In my WISERD lunchtime seminar, I began by drawing on the distinction between the Internet as an intermediary and a mediator in order to understand these Internet effects. An intermediary transports meaning without transforming it, whilst mediators transform and modify that which they are supposed to carry (Latour 2005). As an intermediary, the Internet can act as another pathway to meeting sexual partners. Alternatively, digital venues based around digital communities of (sexual) practices, where fantasies and tastes are played with, illustrate the potential for the Internet and digital media to intrinsically alter sexuality, and become an active element in shaping sexual encounters (Race 2015).

From my own research into the digital sexual practices of men who have sex with men, the same digital venues were found to act as intermediaries or mediators depending on how they were deployed by the men using them (Thomas 2016).
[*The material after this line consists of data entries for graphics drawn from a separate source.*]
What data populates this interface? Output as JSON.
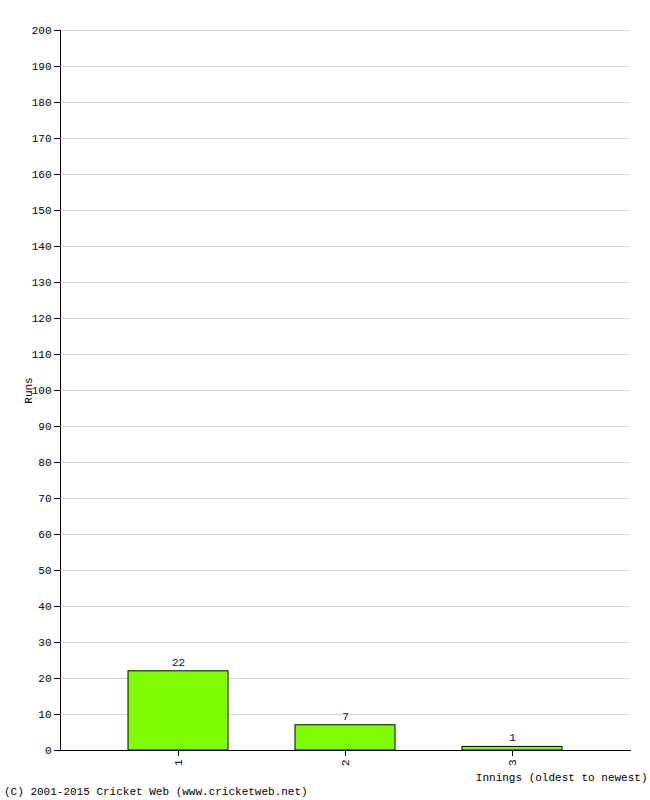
{
  "chart_data": {
    "type": "bar",
    "categories": [
      "1",
      "2",
      "3"
    ],
    "values": [
      22,
      7,
      1
    ],
    "color": "#80ff00",
    "ylabel": "Runs",
    "xlabel": "Innings (oldest to newest)",
    "caption": "(C) 2001-2015 Cricket Web (www.cricketweb.net)",
    "ylim": [
      0,
      200
    ],
    "yticks": [
      0,
      10,
      20,
      30,
      40,
      50,
      60,
      70,
      80,
      90,
      100,
      110,
      120,
      130,
      140,
      150,
      160,
      170,
      180,
      190,
      200
    ],
    "grid": true,
    "data_labels": true
  }
}
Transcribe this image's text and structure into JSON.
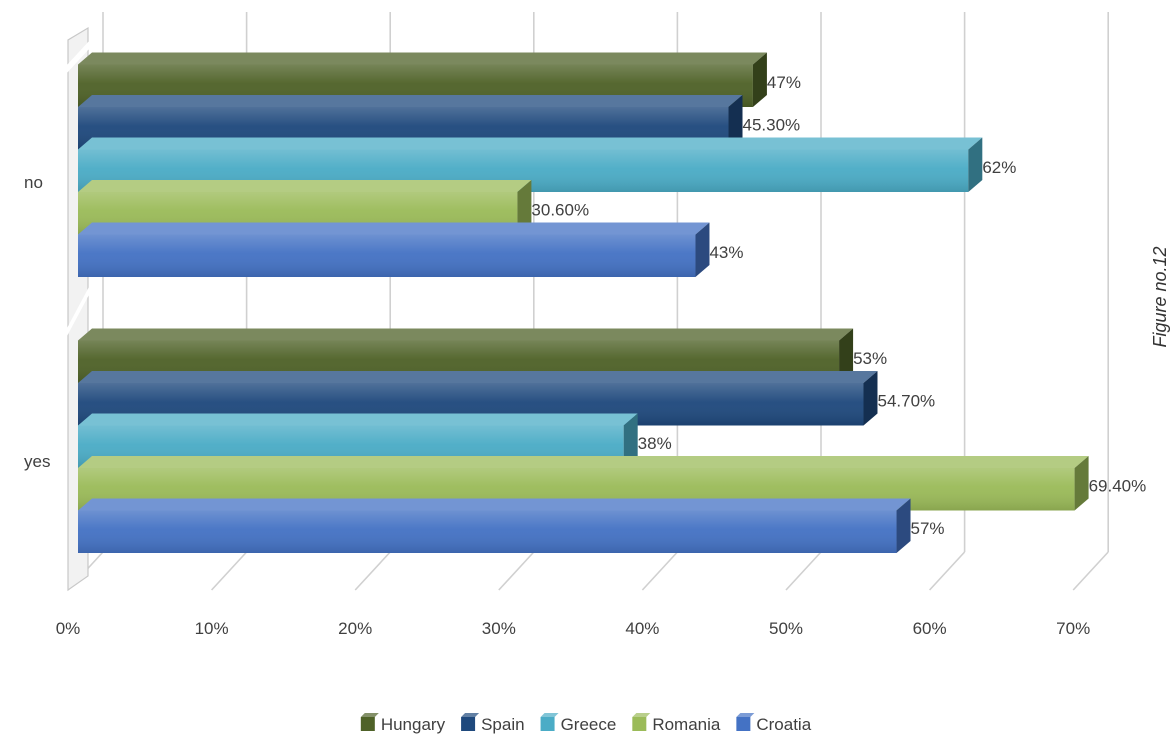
{
  "side_caption": "Figure no.12",
  "chart_data": {
    "type": "bar",
    "orientation": "horizontal",
    "style": "3d-clustered",
    "categories": [
      "yes",
      "no"
    ],
    "series": [
      {
        "name": "Croatia",
        "values": [
          57,
          43
        ],
        "labels": [
          "57%",
          "43%"
        ],
        "color": "#4472C4"
      },
      {
        "name": "Romania",
        "values": [
          69.4,
          30.6
        ],
        "labels": [
          "69.40%",
          "30.60%"
        ],
        "color": "#9BBB59"
      },
      {
        "name": "Greece",
        "values": [
          38,
          62
        ],
        "labels": [
          "38%",
          "62%"
        ],
        "color": "#4BACC6"
      },
      {
        "name": "Spain",
        "values": [
          54.7,
          45.3
        ],
        "labels": [
          "54.70%",
          "45.30%"
        ],
        "color": "#1F497D"
      },
      {
        "name": "Hungary",
        "values": [
          53,
          47
        ],
        "labels": [
          "53%",
          "47%"
        ],
        "color": "#4F6228"
      }
    ],
    "xlim": [
      0,
      70
    ],
    "x_ticks": [
      "0%",
      "10%",
      "20%",
      "30%",
      "40%",
      "50%",
      "60%",
      "70%"
    ],
    "grid": true,
    "legend_position": "bottom",
    "legend_order": [
      "Hungary",
      "Spain",
      "Greece",
      "Romania",
      "Croatia"
    ]
  }
}
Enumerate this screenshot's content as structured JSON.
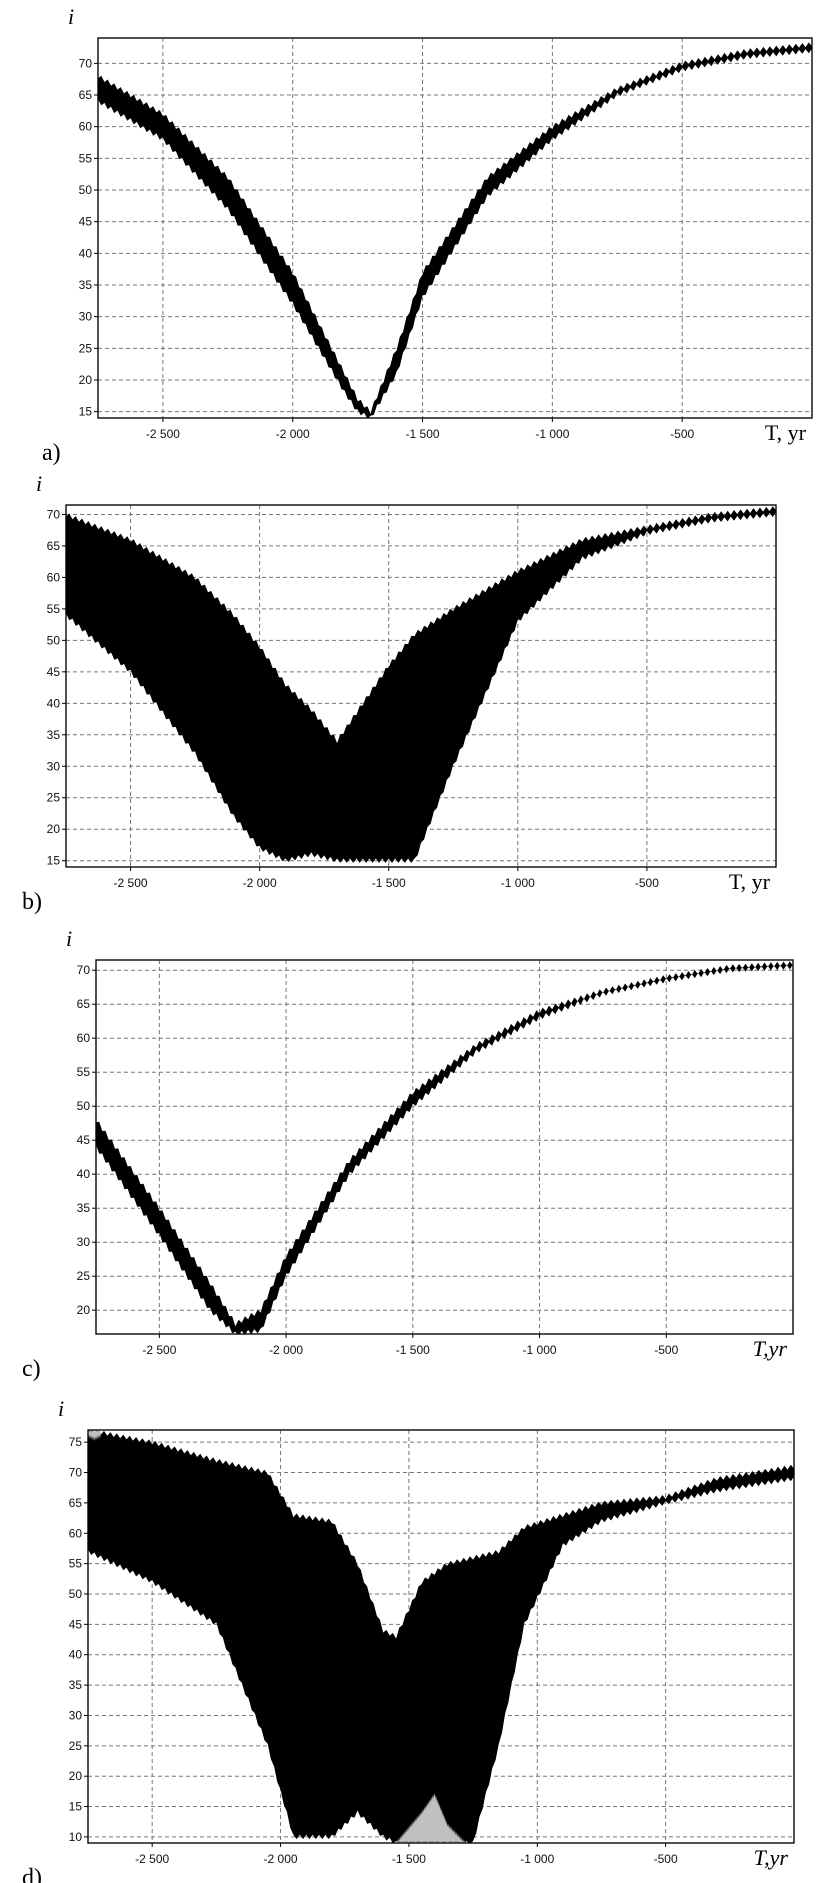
{
  "chart_data": [
    {
      "panel": "a)",
      "type": "area",
      "ylabel": "i",
      "xlabel": "T, yr",
      "xlabel_style": "upright",
      "xlim": [
        -2750,
        0
      ],
      "ylim": [
        14,
        74
      ],
      "xticks": [
        -2500,
        -2000,
        -1500,
        -1000,
        -500
      ],
      "xtick_labels": [
        "-2 500",
        "-2 000",
        "-1 500",
        "-1 000",
        "-500"
      ],
      "yticks": [
        15,
        20,
        25,
        30,
        35,
        40,
        45,
        50,
        55,
        60,
        65,
        70
      ],
      "grid": true,
      "series": [
        {
          "fill": "black",
          "x": [
            -2750,
            -2500,
            -2250,
            -2000,
            -1900,
            -1800,
            -1750,
            -1700,
            -1600,
            -1500,
            -1250,
            -1000,
            -750,
            -500,
            -250,
            0
          ],
          "upper": [
            68,
            62,
            52,
            37,
            29,
            21,
            17,
            15,
            25,
            37,
            52,
            60,
            66,
            70,
            72,
            73
          ],
          "lower": [
            64,
            58,
            47,
            32,
            25,
            18,
            15,
            14,
            21,
            33,
            49,
            58,
            65,
            69,
            71,
            72
          ]
        }
      ]
    },
    {
      "panel": "b)",
      "type": "area",
      "ylabel": "i",
      "xlabel": "T, yr",
      "xlabel_style": "upright",
      "xlim": [
        -2750,
        0
      ],
      "ylim": [
        14,
        71.5
      ],
      "xticks": [
        -2500,
        -2000,
        -1500,
        -1000,
        -500
      ],
      "xtick_labels": [
        "-2 500",
        "-2 000",
        "-1 500",
        "-1 000",
        "-500"
      ],
      "yticks": [
        15,
        20,
        25,
        30,
        35,
        40,
        45,
        50,
        55,
        60,
        65,
        70
      ],
      "grid": true,
      "series": [
        {
          "fill": "black",
          "x": [
            -2750,
            -2500,
            -2250,
            -2100,
            -2000,
            -1900,
            -1800,
            -1700,
            -1600,
            -1500,
            -1400,
            -1250,
            -1000,
            -750,
            -500,
            -250,
            0
          ],
          "upper": [
            70,
            66,
            60,
            54,
            49,
            43,
            39,
            34,
            40,
            46,
            51,
            55,
            61,
            66,
            68,
            70,
            71
          ],
          "lower": [
            54,
            45,
            32,
            22,
            17,
            15,
            16,
            15,
            15,
            15,
            15,
            30,
            53,
            63,
            67,
            69,
            70
          ]
        }
      ]
    },
    {
      "panel": "c)",
      "type": "area",
      "ylabel": "i",
      "xlabel": "T,yr",
      "xlabel_style": "italic",
      "xlim": [
        -2750,
        0
      ],
      "ylim": [
        16.5,
        71.5
      ],
      "xticks": [
        -2500,
        -2000,
        -1500,
        -1000,
        -500
      ],
      "xtick_labels": [
        "-2 500",
        "-2 000",
        "-1 500",
        "-1 000",
        "-500"
      ],
      "yticks": [
        20,
        25,
        30,
        35,
        40,
        45,
        50,
        55,
        60,
        65,
        70
      ],
      "grid": true,
      "series": [
        {
          "fill": "black",
          "x": [
            -2750,
            -2500,
            -2300,
            -2200,
            -2100,
            -2000,
            -1750,
            -1500,
            -1250,
            -1000,
            -750,
            -500,
            -250,
            0
          ],
          "upper": [
            48,
            35,
            24,
            18,
            20,
            28,
            42,
            52,
            59,
            64,
            67,
            69,
            70.5,
            71
          ],
          "lower": [
            44,
            31,
            20,
            16.5,
            17,
            25,
            40,
            50,
            58,
            63,
            66.5,
            68.5,
            70,
            70.5
          ]
        }
      ]
    },
    {
      "panel": "d)",
      "type": "area",
      "ylabel": "i",
      "xlabel": "T,yr",
      "xlabel_style": "italic",
      "xlim": [
        -2750,
        0
      ],
      "ylim": [
        9,
        77
      ],
      "xticks": [
        -2500,
        -2000,
        -1500,
        -1000,
        -500
      ],
      "xtick_labels": [
        "-2 500",
        "-2 000",
        "-1 500",
        "-1 000",
        "-500"
      ],
      "yticks": [
        10,
        15,
        20,
        25,
        30,
        35,
        40,
        45,
        50,
        55,
        60,
        65,
        70,
        75
      ],
      "grid": true,
      "series": [
        {
          "fill": "black",
          "x": [
            -2750,
            -2500,
            -2250,
            -2050,
            -1950,
            -1800,
            -1700,
            -1600,
            -1550,
            -1450,
            -1350,
            -1250,
            -1150,
            -1050,
            -900,
            -750,
            -500,
            -300,
            -150,
            0
          ],
          "upper": [
            77,
            75,
            72,
            70,
            63,
            62,
            55,
            44,
            43,
            52,
            55,
            56,
            57,
            61,
            63,
            65,
            66,
            69,
            70,
            71
          ],
          "lower": [
            57,
            52,
            45,
            25,
            10,
            10,
            14,
            10,
            9,
            9,
            9,
            9,
            25,
            45,
            58,
            62,
            65,
            67,
            68,
            69
          ]
        },
        {
          "fill": "gray",
          "x": [
            -1550,
            -1450,
            -1400,
            -1350,
            -1280
          ],
          "upper": [
            9,
            14,
            17,
            12,
            9
          ],
          "lower": [
            9,
            9,
            9,
            9,
            9
          ]
        },
        {
          "fill": "gray",
          "x": [
            -2750,
            -2725,
            -2700
          ],
          "upper": [
            77,
            77,
            77
          ],
          "lower": [
            76,
            75.5,
            76
          ]
        }
      ]
    }
  ]
}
As an example, Craigslist, being a venue for advertising goods and services, was used by men (and women) to engage in sex work. In addition to being an intermediary between ‘sex worker’ and ‘client’ (ie, another pathway to this encounter), Craigslist was also found to mediate sex seeking, enabling men to proposition others for sexual services, or to sell their sexuality without having to adopt a ‘sex worker’ identity.
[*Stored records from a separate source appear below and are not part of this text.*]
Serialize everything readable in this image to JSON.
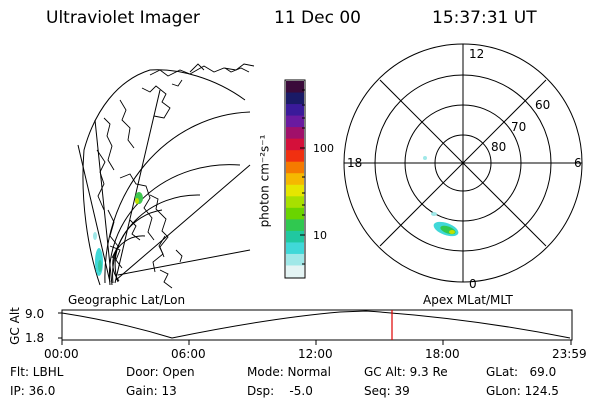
{
  "header": {
    "instrument": "Ultraviolet Imager",
    "date": "11 Dec 00",
    "time": "15:37:31 UT"
  },
  "colorbar": {
    "unit_label": "photon cm⁻²s⁻¹",
    "ticks": [
      "100",
      "10"
    ],
    "colors": [
      "#3a0a3a",
      "#1a1a66",
      "#3a1a9a",
      "#6a1aa0",
      "#a0106a",
      "#d4103a",
      "#f03010",
      "#f57a00",
      "#f5b800",
      "#e6e600",
      "#a8e000",
      "#6ad400",
      "#30c850",
      "#20c8a0",
      "#40d8d8",
      "#a0e8e8",
      "#e4f4f4"
    ]
  },
  "left_map": {
    "label": "Geographic Lat/Lon"
  },
  "polar_plot": {
    "label": "Apex MLat/MLT",
    "mlt_labels": [
      "12",
      "18",
      "6",
      "0"
    ],
    "lat_labels": [
      "60",
      "70",
      "80"
    ]
  },
  "altitude_plot": {
    "axis_label": "GC Alt",
    "y_ticks": [
      "9.0",
      "1.8"
    ],
    "x_ticks": [
      "00:00",
      "06:00",
      "12:00",
      "18:00",
      "23:59"
    ],
    "current_time_marker": "15:37"
  },
  "status": {
    "flt": "Flt: LBHL",
    "ip": "IP: 36.0",
    "door": "Door: Open",
    "gain": "Gain: 13",
    "mode": "Mode: Normal",
    "dsp": "Dsp:    -5.0",
    "gc_alt": "GC Alt: 9.3 Re",
    "seq": "Seq: 39",
    "glat": "GLat:   69.0",
    "glon": "GLon: 124.5"
  }
}
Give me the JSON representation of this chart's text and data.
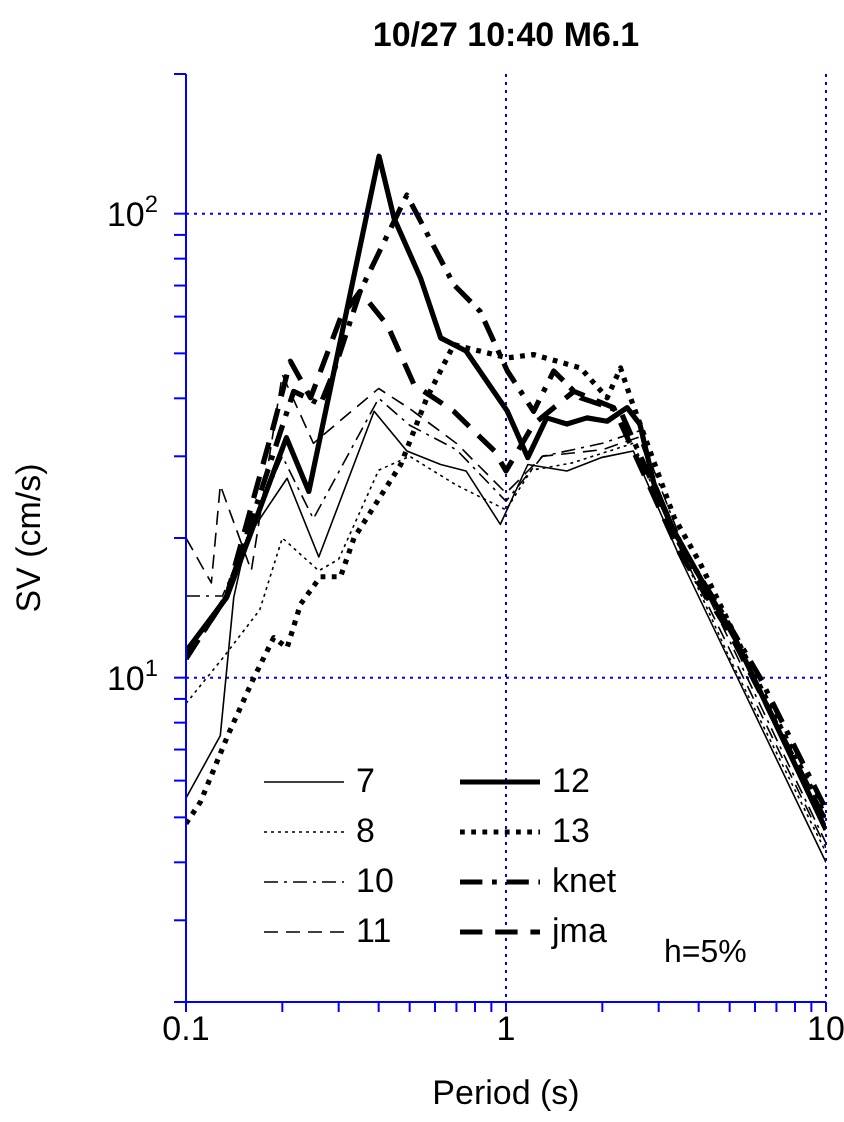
{
  "chart_data": {
    "type": "line",
    "title": "10/27 10:40 M6.1",
    "xlabel": "Period (s)",
    "ylabel": "SV (cm/s)",
    "log": "xy",
    "xlim": [
      0.1,
      10
    ],
    "ylim": [
      2,
      200
    ],
    "xticks": [
      0.1,
      {
        "value": 0.2,
        "label": null
      },
      {
        "value": 0.3,
        "label": null
      },
      {
        "value": 0.4,
        "label": null
      },
      {
        "value": 0.5,
        "label": null
      },
      {
        "value": 0.6,
        "label": null
      },
      {
        "value": 0.7,
        "label": null
      },
      {
        "value": 0.8,
        "label": null
      },
      {
        "value": 0.9,
        "label": null
      },
      1,
      {
        "value": 2,
        "label": null
      },
      {
        "value": 3,
        "label": null
      },
      {
        "value": 4,
        "label": null
      },
      {
        "value": 5,
        "label": null
      },
      {
        "value": 6,
        "label": null
      },
      {
        "value": 7,
        "label": null
      },
      {
        "value": 8,
        "label": null
      },
      {
        "value": 9,
        "label": null
      },
      10
    ],
    "yticks": [
      {
        "value": 2,
        "label": null
      },
      {
        "value": 3,
        "label": null
      },
      {
        "value": 4,
        "label": null
      },
      {
        "value": 5,
        "label": null
      },
      {
        "value": 6,
        "label": null
      },
      {
        "value": 7,
        "label": null
      },
      {
        "value": 8,
        "label": null
      },
      {
        "value": 9,
        "label": null
      },
      {
        "value": 10,
        "label": "10$^{1}$"
      },
      {
        "value": 20,
        "label": null
      },
      {
        "value": 30,
        "label": null
      },
      {
        "value": 40,
        "label": null
      },
      {
        "value": 50,
        "label": null
      },
      {
        "value": 60,
        "label": null
      },
      {
        "value": 70,
        "label": null
      },
      {
        "value": 80,
        "label": null
      },
      {
        "value": 90,
        "label": null
      },
      {
        "value": 100,
        "label": "10$^{2}$"
      },
      {
        "value": 200,
        "label": null
      }
    ],
    "grid": true,
    "legend": "bottom left",
    "annotations": [
      "h=5%"
    ],
    "series": [
      {
        "name": "7",
        "color": "#000000",
        "line_style": "solid",
        "x": [
          0.1,
          0.128,
          0.141,
          0.155,
          0.207,
          0.26,
          0.387,
          0.49,
          0.625,
          0.75,
          0.96,
          1.17,
          1.55,
          1.98,
          2.5,
          3.49,
          5.18,
          10
        ],
        "values": [
          5.5,
          7.5,
          14.9,
          20,
          26.9,
          18.2,
          37.5,
          30.8,
          28.8,
          27.9,
          21.4,
          28.8,
          27.9,
          29.8,
          30.8,
          18.2,
          10.3,
          4
        ]
      },
      {
        "name": "8",
        "color": "#000000",
        "line_style": "dotted",
        "x": [
          0.1,
          0.13,
          0.17,
          0.2,
          0.26,
          0.3,
          0.4,
          0.5,
          0.7,
          1,
          1.2,
          1.6,
          2.5,
          3.5,
          5,
          10
        ],
        "values": [
          8.8,
          11,
          14,
          20,
          17,
          18,
          28,
          30,
          26,
          23,
          28,
          29,
          32,
          19,
          11,
          4.2
        ]
      },
      {
        "name": "10",
        "color": "#000000",
        "line_style": "dashdot",
        "x": [
          0.1,
          0.13,
          0.2,
          0.25,
          0.4,
          0.5,
          0.7,
          1,
          1.3,
          2,
          2.6,
          3.5,
          5,
          10
        ],
        "values": [
          15,
          15,
          30,
          22,
          40,
          35,
          31,
          24,
          30,
          32,
          34,
          20,
          12,
          4.4
        ]
      },
      {
        "name": "11",
        "color": "#000000",
        "line_style": "dashed",
        "x": [
          0.1,
          0.12,
          0.128,
          0.16,
          0.2,
          0.25,
          0.4,
          0.5,
          0.7,
          1,
          1.3,
          2,
          2.6,
          3.5,
          5,
          10
        ],
        "values": [
          20,
          16,
          26,
          17,
          45,
          32,
          42,
          38,
          32,
          25,
          30,
          31,
          33,
          19,
          11.5,
          4.3
        ]
      },
      {
        "name": "12",
        "color": "#000000",
        "line_style": "solid",
        "x": [
          0.1,
          0.134,
          0.206,
          0.242,
          0.401,
          0.447,
          0.541,
          0.625,
          0.75,
          1.01,
          1.17,
          1.34,
          1.55,
          1.79,
          2.07,
          2.39,
          2.62,
          2.9,
          3.35,
          4.05,
          5.18,
          10
        ],
        "values": [
          11.4,
          14.9,
          32.9,
          25.2,
          133,
          97.7,
          72.6,
          54,
          50.6,
          37.5,
          29.8,
          36.3,
          35.2,
          36.3,
          35.7,
          38.2,
          35.2,
          26.2,
          20.7,
          16.4,
          12.2,
          4.7
        ]
      },
      {
        "name": "13",
        "color": "#000000",
        "line_style": "dotted",
        "x": [
          0.1,
          0.111,
          0.135,
          0.163,
          0.188,
          0.207,
          0.228,
          0.263,
          0.304,
          0.335,
          0.469,
          0.566,
          0.687,
          1.01,
          1.22,
          1.71,
          2.07,
          2.28,
          2.45,
          3.35,
          4.05,
          5.9,
          10
        ],
        "values": [
          4.85,
          5.4,
          7.5,
          10,
          12.2,
          11.6,
          14.4,
          16.5,
          16.5,
          20,
          28.8,
          40.1,
          52.2,
          48.9,
          49.7,
          46.5,
          40.1,
          46.5,
          40.1,
          22.2,
          17.6,
          10.3,
          5
        ]
      },
      {
        "name": "knet",
        "color": "#000000",
        "line_style": "dashdot",
        "x": [
          0.1,
          0.134,
          0.217,
          0.263,
          0.29,
          0.35,
          0.49,
          0.687,
          0.83,
          1.01,
          1.22,
          1.41,
          1.71,
          2.28,
          3.49,
          4.68,
          6.22,
          10
        ],
        "values": [
          11,
          15,
          41.4,
          38.8,
          45.8,
          68,
          109.7,
          70.3,
          61.6,
          45.8,
          37.5,
          45.8,
          40.1,
          37.5,
          19.4,
          14,
          10,
          5.2
        ]
      },
      {
        "name": "jma",
        "color": "#000000",
        "line_style": "dashed",
        "x": [
          0.1,
          0.134,
          0.188,
          0.212,
          0.245,
          0.304,
          0.35,
          0.426,
          0.516,
          0.687,
          0.92,
          1,
          1.22,
          1.63,
          2.17,
          3.5,
          5,
          10
        ],
        "values": [
          11,
          15,
          35,
          48.1,
          40.1,
          59.6,
          68,
          57.5,
          42.8,
          37.5,
          30.8,
          27.9,
          35.2,
          41.4,
          38.2,
          18.5,
          12.5,
          4.9
        ]
      }
    ]
  }
}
The intermediary/mediator distinction originated within a particular theoretical context; a way of approaching the social world known as Actor Network Theory (ANT). ANT explores associations between elements in a given situation. However, because of its focus on actual material elements, what ANT does not attend to is the existence of things that are real but have not yet taken effect (Müller and Schurr 2016) – memories, expectations, wishes, for example. These ‘virtual’ elements (not to be confused with virtual reality as things that are immaterial) come to structure what someone using the Internet can do, and are therefore, I suggest, important in understanding media effects. For example, past memories of using a particular sex seeking venue can come to affect present and future expectations and ways of interacting in that venue.

An attention to the virtual aspects of technology use mark a shift from thinking about the extent of the Internet’s effects on sexuality (ie, are more people using the internet for sexual purposes), to consider the more intensive affects and what media do or do not enable a person to do. There is an important difference between whether sexuality is being changed or not by media, and whether these changes mean that a person can feel and experience sexuality in different ways, or ways they were not capable of before. Taking this position further, by considering whether new sexual capabilities increase or hinder a person’s ability to do other things (ie, to form friendships, relationships, or experience pleasure and joy), is less prone to nostalgia for sexualities from ‘pre-Internet’ eras, and avoids moralistic judgements that see particular digital sexual practices as being intrinsically ‘bad’.